Esta palavra de Jesus é rica de conteúdo antropológico, e não pode ser reduzida unicamente ao âmbito político. Portanto, a Igreja não se limita a recordar aos homens a justa distinção entre a esfera da autoridade de César e a de Deus, entre o âmbito político e o religioso. A missão da Igreja, como também a de Cristo, consiste essencialmente em falar de Deus, fazer memória da sua soberania, recordando a todos, especialmente aos cristãos que perderam a própria identidade, o direito de Deus sobre aquilo que lhe pertence, ou seja, a nossa vida.

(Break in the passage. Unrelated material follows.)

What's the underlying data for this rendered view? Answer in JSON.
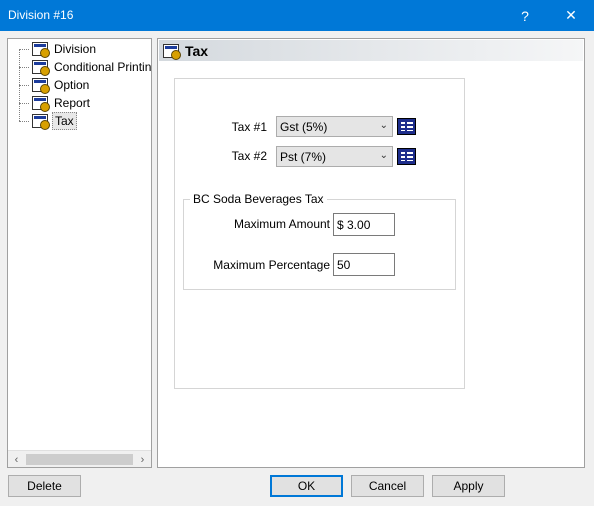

Precisamente para dar um renovado impulso à missão de toda a Igreja, de conduzir os homens para fora do deserto em que muitas vezes se encontram, rumo ao lugar da vida, da amizade com Cristo que nos dá a vida em plenitude, gostaria de anunciar nesta Celebração eucarística que decidi proclamar um «Ano da Fé», que poderei explicar mediante uma especial Carta apostólica. Este «Ano da Fé» começará no dia 11 de Outubro de 2012, no 50° aniversário da inauguração do Concílio Vaticano II, e terminará a 24 de Novembro de 2013, Solenidade de Cristo Rei do Universo. Será um momento de graça e de compromisso para uma conversão a Deus cada vez mais completa, para fortalecer a nossa fé n’Ele e para O anunciar com alegria ao homem do nosso tempo.
Amados irmãos e irmãs, vós estais entre os protagonistas da nova evangelização, que a Igreja empreendeu e faz progredir, não sem dificuldades, mas com o mesmo entusiasmo dos primeiros cristãos. Em conclusão, faço minhas as expressões do apóstolo Paulo, que ouvimos: dou graças a Deus por todos vós, e asseguro-vos que vos conservo nas minhas orações, recordando o vosso compromisso na fé, a vossa diligência na caridade e a vossa esperança constante em nosso Senhor Jesus Cristo. A Virgem Maria, que não teve medo de responder «sim» à Palavra do Senhor e, depois de a ter concebido no seu seio, se pôs a caminho cheia de alegria e de esperança, seja sempre o vosso modelo e a vossa guia. Aprendei da Mãe do Senhor e nossa Mãe, a ser humildes e ao mesmo tempo corajosos; simples e prudentes; mansos e fortes, não com o vigor do mundo, mas com a força da verdade. Amém!